異世界になったこの世界を取り戻す

文戸玲

人が支配される街⑩~慎重に~

 速い。ダメージを受けないように防ぐのが精一杯だ。無理に攻撃に転じようとすれば,カウンターをくらいそうだ。ロボットと戦うなんてもちろん初めてだが,人間との違いに圧倒されそうだ。動きが読めない。

「間合いをしっかりと取れ。二人で隙を作り出して確実に攻めるぞ。今は物理攻撃でしか攻めてこないが,いつ何が出てくるか分からん。仕留めようと思うな。絶対にやられん,という慎重さでいくぞ」

 そう言われても,ここで苦戦しているようでは・・・・・・

「こいつらは町を攻めようとしてるんだろ? それに,きっと何体もいるはずだ。たった一体に二人が苦戦していたら守れないじゃないか!」

 思い切って踏み込もうとすると,待て,とジャンに制止された。ロボットが手のひらを突き出したかと思うと,直後にデザートナイフが突き出した。止められなければ,きっと致命傷を負っていただろう。そこで勝負は決まっていたに違いない。想像すると背中に冷たいものが走った。

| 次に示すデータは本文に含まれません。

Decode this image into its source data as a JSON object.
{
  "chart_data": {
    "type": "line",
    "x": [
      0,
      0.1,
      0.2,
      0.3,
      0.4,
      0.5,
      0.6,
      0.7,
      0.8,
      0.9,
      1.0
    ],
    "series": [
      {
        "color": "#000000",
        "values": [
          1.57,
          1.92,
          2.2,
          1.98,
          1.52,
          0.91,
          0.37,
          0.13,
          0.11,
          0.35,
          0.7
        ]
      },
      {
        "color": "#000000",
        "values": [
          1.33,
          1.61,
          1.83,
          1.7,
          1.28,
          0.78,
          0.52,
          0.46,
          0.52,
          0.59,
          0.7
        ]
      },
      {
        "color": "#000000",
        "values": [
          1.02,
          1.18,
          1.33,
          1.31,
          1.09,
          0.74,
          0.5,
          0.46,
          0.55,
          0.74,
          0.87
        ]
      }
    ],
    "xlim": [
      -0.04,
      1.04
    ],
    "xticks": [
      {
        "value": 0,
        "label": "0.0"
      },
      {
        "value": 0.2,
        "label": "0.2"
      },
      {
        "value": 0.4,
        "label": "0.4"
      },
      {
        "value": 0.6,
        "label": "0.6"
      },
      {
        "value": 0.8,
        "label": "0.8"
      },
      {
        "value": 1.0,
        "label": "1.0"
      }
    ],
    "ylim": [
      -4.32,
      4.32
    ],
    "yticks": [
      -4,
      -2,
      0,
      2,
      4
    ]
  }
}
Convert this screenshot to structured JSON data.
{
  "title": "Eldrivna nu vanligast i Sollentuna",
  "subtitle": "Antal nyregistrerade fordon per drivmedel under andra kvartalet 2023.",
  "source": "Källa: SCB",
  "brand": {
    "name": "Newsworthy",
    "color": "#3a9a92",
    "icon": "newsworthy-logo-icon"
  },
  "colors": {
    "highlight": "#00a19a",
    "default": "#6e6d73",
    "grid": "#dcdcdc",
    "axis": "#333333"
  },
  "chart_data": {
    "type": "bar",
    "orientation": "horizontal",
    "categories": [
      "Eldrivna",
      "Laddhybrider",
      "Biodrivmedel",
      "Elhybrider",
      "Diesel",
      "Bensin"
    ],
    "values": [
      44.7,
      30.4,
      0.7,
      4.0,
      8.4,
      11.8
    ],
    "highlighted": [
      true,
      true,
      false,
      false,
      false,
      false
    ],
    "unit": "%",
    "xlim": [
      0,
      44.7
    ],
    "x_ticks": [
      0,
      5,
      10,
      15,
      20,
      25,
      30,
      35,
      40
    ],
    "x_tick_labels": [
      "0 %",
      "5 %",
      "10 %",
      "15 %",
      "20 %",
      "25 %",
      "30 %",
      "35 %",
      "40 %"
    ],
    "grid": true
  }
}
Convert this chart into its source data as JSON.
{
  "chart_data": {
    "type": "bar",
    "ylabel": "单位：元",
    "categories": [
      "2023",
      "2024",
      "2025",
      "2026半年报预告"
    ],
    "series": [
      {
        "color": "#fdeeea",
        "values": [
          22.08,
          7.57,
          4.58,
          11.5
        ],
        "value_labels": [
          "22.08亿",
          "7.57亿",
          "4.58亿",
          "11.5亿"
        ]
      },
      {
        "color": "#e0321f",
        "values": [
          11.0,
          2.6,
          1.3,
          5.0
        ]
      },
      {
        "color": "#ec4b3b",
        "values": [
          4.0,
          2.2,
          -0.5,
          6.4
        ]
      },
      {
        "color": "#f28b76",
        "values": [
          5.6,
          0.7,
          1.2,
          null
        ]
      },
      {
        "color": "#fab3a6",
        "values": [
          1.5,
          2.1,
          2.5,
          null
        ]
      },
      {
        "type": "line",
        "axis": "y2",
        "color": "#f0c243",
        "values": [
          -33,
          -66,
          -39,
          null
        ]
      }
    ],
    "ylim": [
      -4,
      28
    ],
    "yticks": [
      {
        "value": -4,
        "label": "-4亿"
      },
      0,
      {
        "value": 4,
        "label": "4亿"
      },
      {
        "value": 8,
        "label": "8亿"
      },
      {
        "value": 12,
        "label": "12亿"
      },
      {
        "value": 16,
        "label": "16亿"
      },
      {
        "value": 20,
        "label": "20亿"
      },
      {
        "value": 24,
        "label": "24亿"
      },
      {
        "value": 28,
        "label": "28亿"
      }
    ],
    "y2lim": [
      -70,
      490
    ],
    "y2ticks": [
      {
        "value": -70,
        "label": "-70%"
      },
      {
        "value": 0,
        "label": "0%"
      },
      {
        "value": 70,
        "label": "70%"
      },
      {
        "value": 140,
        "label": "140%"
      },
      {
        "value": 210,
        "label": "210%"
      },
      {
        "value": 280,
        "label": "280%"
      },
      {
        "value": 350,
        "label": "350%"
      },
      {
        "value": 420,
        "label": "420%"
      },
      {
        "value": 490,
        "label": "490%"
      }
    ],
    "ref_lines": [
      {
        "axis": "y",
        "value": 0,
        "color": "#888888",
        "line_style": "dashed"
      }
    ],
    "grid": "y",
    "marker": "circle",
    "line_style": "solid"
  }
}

「いいか,おれたちは普段,人間や動物の視線、筋肉の動き、もっと言えば考えていることまでも読み取りながら対応している。こいつらからはそれが読み取れない。必要以上に慎重にならないといけない。お前の言いたいことも分かる。でも,ここで傷を負うようじゃあだめなんだ。それに,やっていたら弱点や攻略法が見つかるかも知れないだろ。お前は始めから剣が振れたのか? とにかく,おれを信じろ。あらを探して,このふざけたマシンの弱点をさらしてやる」

 剣をしまってロボットと対峙した。間合いをじりじりと詰めてくる。ジャンが近くのテーブルからナイフを取り出すと右手に放った。と同時に,投げたナイフとは反対の方向に走り出した。何かを試している。